The Norwegian economy is performing well, generating inclusive growth, strong social mobility and low unemployment. But to ensure future prosperity, Norway must continue with growth-enhancing reforms while ensuring financial stability, according to the OECD’s latest Economic Survey of Norway. General Angel Gurría and Norway’s Finance Minister Siv Jensen, highlights how appropriate use of wealth from petroleum resources and counter-cyclical monetary policy insulated Norway from the worst of the financial crisis-induced recession and put it on a sound footing for recovery.
“Norway’s prosperous and well-managed economy is offering admirable levels of economic and social well-being to its citizens,” Mr Gurría said during the launch. “While petroleum resources offera huge advantage, it is not always easy to manage such wealth and keep the rest of the economy in balance. Norway’s Pension Fund helps protect the economy from the vagaries of commodity prices, spreads resource wealth across generations, and offers a roadmap for other countries seeking to maximise returns from their endowment of natural resources.”

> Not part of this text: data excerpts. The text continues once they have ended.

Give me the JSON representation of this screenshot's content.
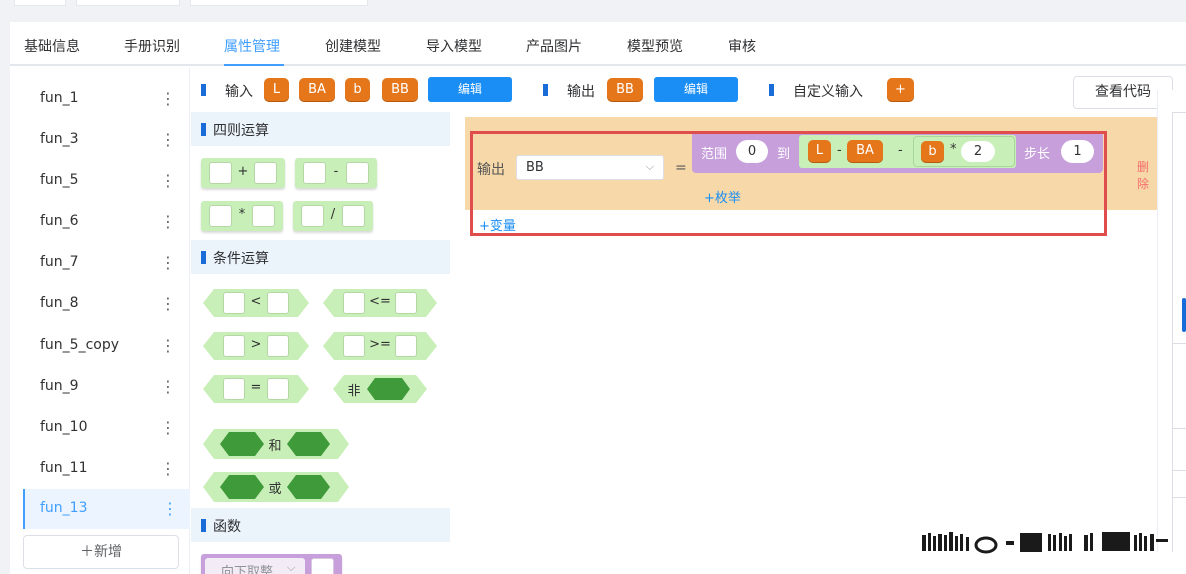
{
  "tabs": [
    {
      "label": "基础信息",
      "active": false
    },
    {
      "label": "手册识别",
      "active": false
    },
    {
      "label": "属性管理",
      "active": true
    },
    {
      "label": "创建模型",
      "active": false
    },
    {
      "label": "导入模型",
      "active": false
    },
    {
      "label": "产品图片",
      "active": false
    },
    {
      "label": "模型预览",
      "active": false
    },
    {
      "label": "审核",
      "active": false
    }
  ],
  "sidebar": {
    "items": [
      {
        "label": "fun_1",
        "active": false
      },
      {
        "label": "fun_3",
        "active": false
      },
      {
        "label": "fun_5",
        "active": false
      },
      {
        "label": "fun_6",
        "active": false
      },
      {
        "label": "fun_7",
        "active": false
      },
      {
        "label": "fun_8",
        "active": false
      },
      {
        "label": "fun_5_copy",
        "active": false
      },
      {
        "label": "fun_9",
        "active": false
      },
      {
        "label": "fun_10",
        "active": false
      },
      {
        "label": "fun_11",
        "active": false
      },
      {
        "label": "fun_13",
        "active": true
      }
    ],
    "more_icon": "⋮",
    "add_label": "＋新增"
  },
  "toolbar": {
    "input_label": "输入",
    "input_vars": [
      "L",
      "BA",
      "b",
      "BB"
    ],
    "edit_label": "编辑",
    "output_label": "输出",
    "output_vars": [
      "BB"
    ],
    "custom_input_label": "自定义输入",
    "add_symbol": "+",
    "view_code_label": "查看代码"
  },
  "palette": {
    "arith": {
      "title": "四则运算",
      "ops": [
        "+",
        "-",
        "*",
        "/"
      ]
    },
    "cond": {
      "title": "条件运算",
      "ops": [
        "<",
        "<=",
        ">",
        ">=",
        "=",
        "非",
        "和",
        "或"
      ]
    },
    "func": {
      "title": "函数",
      "floor_label": "向下取整"
    }
  },
  "canvas": {
    "output_label": "输出",
    "output_value": "BB",
    "equals": "=",
    "range_label": "范围",
    "from": "0",
    "to_label": "到",
    "expr": {
      "v1": "L",
      "minus": "-",
      "v2": "BA",
      "v3": "b",
      "times": "*",
      "num": "2"
    },
    "step_label": "步长",
    "step": "1",
    "enum_link": "+枚举",
    "delete_link": "删除",
    "var_link": "+变量"
  },
  "colors": {
    "accent": "#409eff",
    "variable_chip": "#e6761a",
    "edit_button": "#1a8ef5",
    "block_green": "#c9efb8",
    "hex_dark": "#3f9a3a",
    "range_purple": "#c79fdb",
    "row_orange": "#f7d9a9",
    "highlight_red": "#e04d4d"
  }
}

The Survey discusses the challenges Norway faces in the years ahead. It recognizes the country’s determination to strengthen financial stability through the use of new policy tools to help policymakers prevent and manage financial crises, notably housing market-related risks. The OECD recommends continuing efforts to address the financial vulnerabilities resulting from high household indebtedness at floating interest rates, through further action on loan-to-value ratios and stress-testing of borrowers’ capacity to service debts.
The OECD says Norway should aim for a gradual reduction in the level of taxation, principally by constraining the growth of public spending to below that of national income. Norway can also seek to reduce distortions created by the tax system, notably those that offer advantages to owner-occupied housing.
Improving the efficiency of public spending is also important, particularly in new transport investments, where the focus should be primarily on cost efficiency in project choice, construction and maintenance, the OECD said.
Norway should consider a longer-term policy of keeping its non-petroleum budget deficit well below the 4% of GDP guideline in view of the stronger-than-expected increase in the assets of the Pension Fund, uncertainties in the future rate of return on the Fund, pressure of demand in the economy and fiscal challenges due to ageing.
The OECD suggests Norway do more to promote entrepreneurship, which offers a means of boosting productivity and supporting growth in living standards as petroleum production declines. Public support for innovation and strong competition policy will be key (OECD).